Avishai Avivi, CISO at security control validation company SafeBreach, agrees with Poynter. Avivi believes that compliance frameworks provide a basis for thinking about security programs, but compliance mandates are not prescriptive, nor do they rate the efficacy of controls. For example, he says, “A compliance checklist tells you that you need to have a firewall. It doesn’t tell you what type of firewall is suitable for your business, or what firewall rules to implement.”

He also points to requirements for annual penetration tests, even though threats evolve much more frequently than that. This gap leaves “compliant” companies at risk of new vulnerabilities they don’t know they have. Also open to interpretation is how to conduct the pen-test and against what computing resources, he continues.
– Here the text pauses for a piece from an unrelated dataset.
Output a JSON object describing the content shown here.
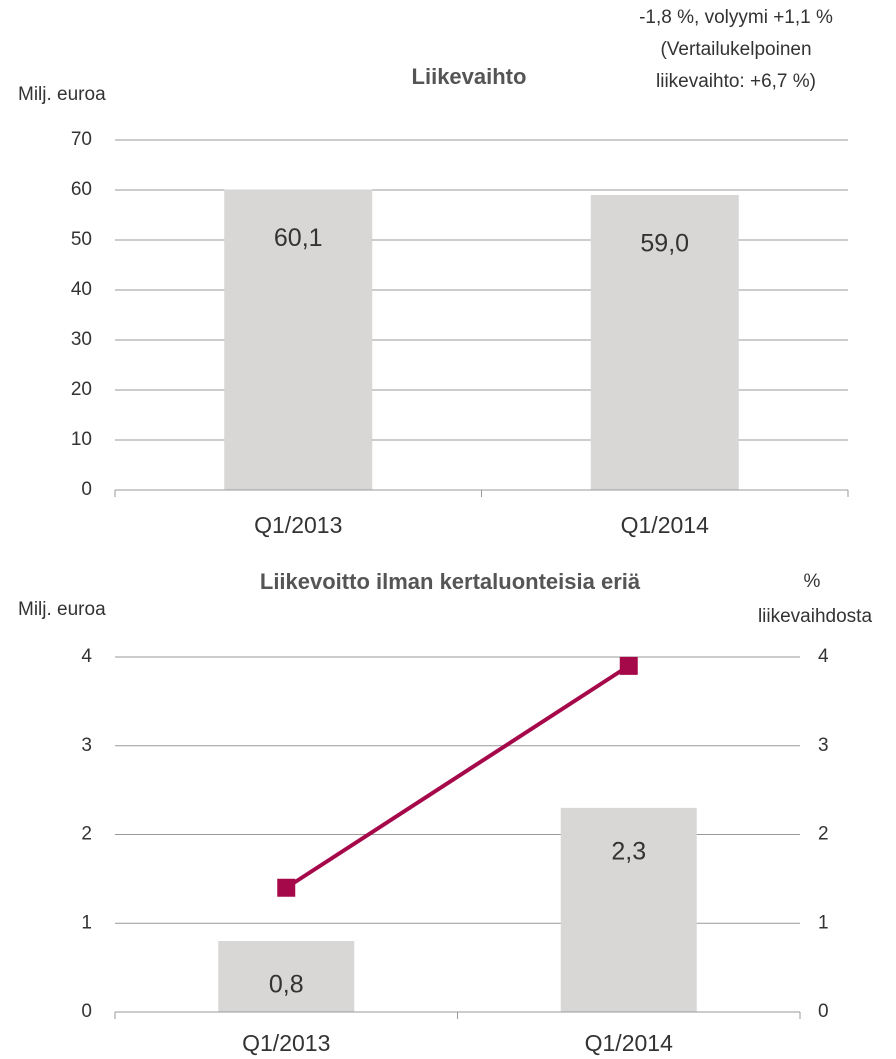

“We had a client that was only testing its external attack surface. So, we did a simulation from an internal corporate office network and showed them that if just one of their enduser stations is compromised, it can access all their development and production networks,” Avivi explains. “The client followed the compliance guidelines in terms of segmenting development from production networks, but there were no firewall controls to prevent someone from coming in from a corporate office to those environments.”

In industrial control systems (ICS), NERC CIP and other standards are particularly bare-bones in their requirements, according to Jason D. Christopher, director of cyber risk at Dragos. “Due to the lack of OT-specific detection in industrial networks, it’s more difficult to interpret compliance rules. It’s a lot harder to have a compliance conversation because it’s hard to distinguish on a plant floor if you had a security incident that requires reporting or if it is a maintenance incident.”

ICS systems like energy and power companies are already behind because their security controls are also at the low end of the maturity curve, Christopher continues. He then describes the compliance maturity curve in three stages. Crawling is filling in the check boxes. Walking is building a program around audit findings and cross-checking findings with compensating controls. In the run stage, network operators have exceeded compliance rules with the proper workflow and chain of command to support security and audit duties. Christopher stresses that the more mature the compliance and security programs, the better the collaboration and communication between auditors, CISOs, and the board.

  1. Fix the vulnerabilities you find

It’s that middle stage of maturity, the walk stage, where organizations mostly get hung up, say experts who call out many instances where organizations failed to make basic repairs based on audit findings. “We had a company that did their pen-test as required by compliance. Then, a year later, the new pen-test came back with exact same vulnerability finding because the client had not addressed the findings from the prior year’s pen-test,” Morrison says. “Ultimately, they suffered a second breach around the same vulnerability. This time, the company fell into trouble with regulatory bodies.”

Morrison’s story sounds like a famous case currently winding through the U.S. District Court of San Francisco. In it, Joe Sullivan, CISO of Uber, faces prison time under federal charges because he didn’t report a second ransomware breach that took advantage of the same vulnerability the FTC had demanded they close after a prior breach. Recently, more charges of wire fraud were added in what the FBI is now calling a cover up.

  1. Measure improvements in security and risk posture

More than just a driver for reducing risk, compliance can also be used to measure improvements in security and risk posture. Morrison suggests a compliance dashboard to measure your risk score and using those dashboard policies to keep ahead of changing risks, such as adding a new tech or supporting a remote workforce. The dashboards should also help IT managers report to upper management in the business language of risk and reward that they understand.